The Covid-19 pandemic has accelerated the move away from cash as customers increasingly demand low-touch or contactless payments.

New research from Yoco, polling 4 386 small business owners from its customer base, investigated how many businesses had elected to go cashless by implementing digital payments such as card machines, online payments, QR codes, and EFT, and rejecting physical cash in the form of notes and coins.

The survey found that only 8% of the respondents did not accept cash payments at their businesses prior to March 2020. However, by June this year, that number grew to 32% – a seismic shift that represents a 300% increase in businesses going cashless.

“Covid-19 has made people think twice about close contact situations, and consumers are avoiding anything that unnecessarily increases touching or contact,” explains Yoco co-founder and chief business officer Carl Wazen. “There is no definitive evidence that handling cash can transmit virus pathogens as confirmed by the World Health Organisation (WHO), but people remain wary.”

Despite consistent growth in the adoption of electronic payment methods, as evidenced by Yoco’s growth from 50 000 customers in September 2019 to 100 000 currently, a surge of this nature in such a rapid space of time is unheard of for an emerging nation like South Africa.

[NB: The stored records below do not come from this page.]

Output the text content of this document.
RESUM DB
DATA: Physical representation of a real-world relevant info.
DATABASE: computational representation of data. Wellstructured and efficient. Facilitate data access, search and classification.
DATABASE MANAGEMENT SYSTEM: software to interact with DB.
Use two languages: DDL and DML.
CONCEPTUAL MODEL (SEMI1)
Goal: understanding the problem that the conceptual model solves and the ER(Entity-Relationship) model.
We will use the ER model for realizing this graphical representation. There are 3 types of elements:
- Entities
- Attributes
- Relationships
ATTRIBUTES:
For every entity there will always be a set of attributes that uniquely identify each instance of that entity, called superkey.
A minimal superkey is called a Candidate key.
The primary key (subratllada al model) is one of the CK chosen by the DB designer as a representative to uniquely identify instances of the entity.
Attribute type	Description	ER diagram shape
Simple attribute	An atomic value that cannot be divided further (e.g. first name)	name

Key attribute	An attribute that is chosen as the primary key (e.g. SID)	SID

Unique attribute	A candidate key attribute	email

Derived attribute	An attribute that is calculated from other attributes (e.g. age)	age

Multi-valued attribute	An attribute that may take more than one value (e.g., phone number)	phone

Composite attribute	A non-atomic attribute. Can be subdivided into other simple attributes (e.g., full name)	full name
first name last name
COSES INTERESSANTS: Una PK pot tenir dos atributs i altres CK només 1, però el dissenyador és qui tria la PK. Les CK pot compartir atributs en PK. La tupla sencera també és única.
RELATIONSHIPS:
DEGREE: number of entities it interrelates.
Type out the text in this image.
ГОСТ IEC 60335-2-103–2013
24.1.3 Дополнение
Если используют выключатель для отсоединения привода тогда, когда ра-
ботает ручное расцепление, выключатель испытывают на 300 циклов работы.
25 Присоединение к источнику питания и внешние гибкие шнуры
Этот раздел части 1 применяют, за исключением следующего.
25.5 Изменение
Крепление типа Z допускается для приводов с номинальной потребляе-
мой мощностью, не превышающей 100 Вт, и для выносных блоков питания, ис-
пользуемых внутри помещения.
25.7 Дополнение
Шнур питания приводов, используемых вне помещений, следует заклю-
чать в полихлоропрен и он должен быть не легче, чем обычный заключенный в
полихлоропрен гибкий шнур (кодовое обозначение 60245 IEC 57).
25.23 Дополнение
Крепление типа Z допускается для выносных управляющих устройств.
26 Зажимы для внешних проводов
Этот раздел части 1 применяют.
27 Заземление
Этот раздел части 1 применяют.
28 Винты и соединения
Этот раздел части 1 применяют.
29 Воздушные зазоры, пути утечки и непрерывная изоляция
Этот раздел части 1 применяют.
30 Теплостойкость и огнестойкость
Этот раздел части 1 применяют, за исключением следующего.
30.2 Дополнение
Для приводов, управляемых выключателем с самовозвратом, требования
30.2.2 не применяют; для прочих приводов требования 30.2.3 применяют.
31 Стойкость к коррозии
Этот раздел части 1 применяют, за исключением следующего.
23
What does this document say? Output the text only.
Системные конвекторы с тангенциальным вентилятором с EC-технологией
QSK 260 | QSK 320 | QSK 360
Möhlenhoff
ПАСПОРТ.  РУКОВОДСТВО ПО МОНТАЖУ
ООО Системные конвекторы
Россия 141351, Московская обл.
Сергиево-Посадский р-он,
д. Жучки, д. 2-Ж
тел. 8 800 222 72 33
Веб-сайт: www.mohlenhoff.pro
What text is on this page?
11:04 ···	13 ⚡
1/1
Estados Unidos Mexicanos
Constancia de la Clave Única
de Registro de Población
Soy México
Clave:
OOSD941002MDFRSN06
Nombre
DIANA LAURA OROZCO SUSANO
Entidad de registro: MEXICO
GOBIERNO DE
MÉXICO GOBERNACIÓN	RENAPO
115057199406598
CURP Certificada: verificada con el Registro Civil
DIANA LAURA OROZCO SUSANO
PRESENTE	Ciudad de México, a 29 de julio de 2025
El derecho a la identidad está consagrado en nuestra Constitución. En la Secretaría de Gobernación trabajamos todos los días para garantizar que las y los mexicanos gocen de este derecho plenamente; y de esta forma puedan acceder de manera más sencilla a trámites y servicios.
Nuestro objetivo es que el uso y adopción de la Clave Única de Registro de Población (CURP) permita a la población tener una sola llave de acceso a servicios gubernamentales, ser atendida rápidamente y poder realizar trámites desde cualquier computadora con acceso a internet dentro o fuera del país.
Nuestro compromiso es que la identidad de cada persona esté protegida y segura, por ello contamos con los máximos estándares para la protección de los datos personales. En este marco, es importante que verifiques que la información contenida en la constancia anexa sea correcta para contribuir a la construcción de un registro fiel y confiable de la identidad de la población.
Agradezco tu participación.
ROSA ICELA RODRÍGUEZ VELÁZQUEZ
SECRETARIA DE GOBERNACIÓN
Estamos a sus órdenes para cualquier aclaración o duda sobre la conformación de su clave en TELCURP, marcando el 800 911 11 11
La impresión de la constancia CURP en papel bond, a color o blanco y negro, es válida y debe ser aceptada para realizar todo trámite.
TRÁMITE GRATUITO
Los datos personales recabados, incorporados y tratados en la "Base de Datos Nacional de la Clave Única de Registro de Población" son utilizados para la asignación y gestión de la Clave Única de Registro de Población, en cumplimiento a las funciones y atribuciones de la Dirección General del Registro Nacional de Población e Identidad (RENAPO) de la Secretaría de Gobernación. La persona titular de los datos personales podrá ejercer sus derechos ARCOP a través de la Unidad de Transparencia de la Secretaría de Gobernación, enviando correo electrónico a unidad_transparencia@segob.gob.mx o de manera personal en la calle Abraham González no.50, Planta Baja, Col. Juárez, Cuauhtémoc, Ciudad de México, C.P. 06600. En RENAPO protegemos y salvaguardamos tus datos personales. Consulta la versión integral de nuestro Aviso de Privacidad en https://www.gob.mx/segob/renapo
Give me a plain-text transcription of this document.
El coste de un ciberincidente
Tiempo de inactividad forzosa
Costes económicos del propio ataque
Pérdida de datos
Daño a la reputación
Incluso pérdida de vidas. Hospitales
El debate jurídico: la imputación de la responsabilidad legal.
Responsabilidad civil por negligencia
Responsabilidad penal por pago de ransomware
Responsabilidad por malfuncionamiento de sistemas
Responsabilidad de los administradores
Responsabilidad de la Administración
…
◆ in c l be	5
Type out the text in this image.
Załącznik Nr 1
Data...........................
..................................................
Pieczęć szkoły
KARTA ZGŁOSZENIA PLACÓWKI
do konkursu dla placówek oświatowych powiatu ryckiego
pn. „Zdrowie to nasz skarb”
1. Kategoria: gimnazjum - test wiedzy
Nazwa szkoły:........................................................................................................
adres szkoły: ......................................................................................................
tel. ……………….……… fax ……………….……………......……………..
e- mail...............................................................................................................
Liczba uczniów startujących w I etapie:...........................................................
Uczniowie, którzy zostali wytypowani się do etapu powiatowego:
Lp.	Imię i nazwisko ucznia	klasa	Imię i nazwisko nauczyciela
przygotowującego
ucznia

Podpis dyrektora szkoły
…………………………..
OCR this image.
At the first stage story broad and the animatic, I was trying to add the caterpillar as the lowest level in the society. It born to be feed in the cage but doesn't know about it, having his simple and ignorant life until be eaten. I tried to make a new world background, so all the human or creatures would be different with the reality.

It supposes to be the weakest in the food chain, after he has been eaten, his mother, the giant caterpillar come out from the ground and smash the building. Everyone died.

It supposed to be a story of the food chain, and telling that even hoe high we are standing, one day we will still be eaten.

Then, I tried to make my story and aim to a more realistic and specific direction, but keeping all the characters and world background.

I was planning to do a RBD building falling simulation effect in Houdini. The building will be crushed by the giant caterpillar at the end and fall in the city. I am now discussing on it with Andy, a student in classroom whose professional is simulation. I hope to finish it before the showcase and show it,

The food, drink and hospitality sector experienced the biggest increase – a 500% rise from three to 19%, with most other sectors reporting a 300% to 500% increase in cashless payment acceptance.

“What remains to be seen is whether the cashless payment adoption will endure beyond the pandemic or whether businesses will revert to the usage of cash once their customers feel it is safe to do so,” says Wazen.

Of the businesses that made the change during the national lockdown, 65% indicated that they would remain cashless owing to the convenience and benefits of electronic and digital payments.

“That would mean a post-Covid cashless rate of 20% to 24%, rather than the 32% experienced during the pandemic, which is still a prolific rise from the pre-pandemic level of 8%,” Wazen says. “And this outcome bodes well for merchants, consumers and the economy.”

A significant body of research has shown that handling cash costs small businesses between 5% and 15% on average in the form of time, resources, security, and transaction and deposit fees.

Conversely, card payments enable faster, safer transactions and the adoption of electronic payment solutions enables small businesses to transfer resources and attention to product and customer-focused tasks which drive growth.

The digital footprint created by digital and card transactions creates access to funding, credit, and other financial services. This makes adoption of card payments an especially useful shift for small businesses. Many small businesses still struggle to secure loans as they lack the verified historical data to do so.

“A digital footprint increases a small business’s ability to access vital working capital to sustain them through this crisis, and kickstart growth once the economy is back to full strength,” Wazen says.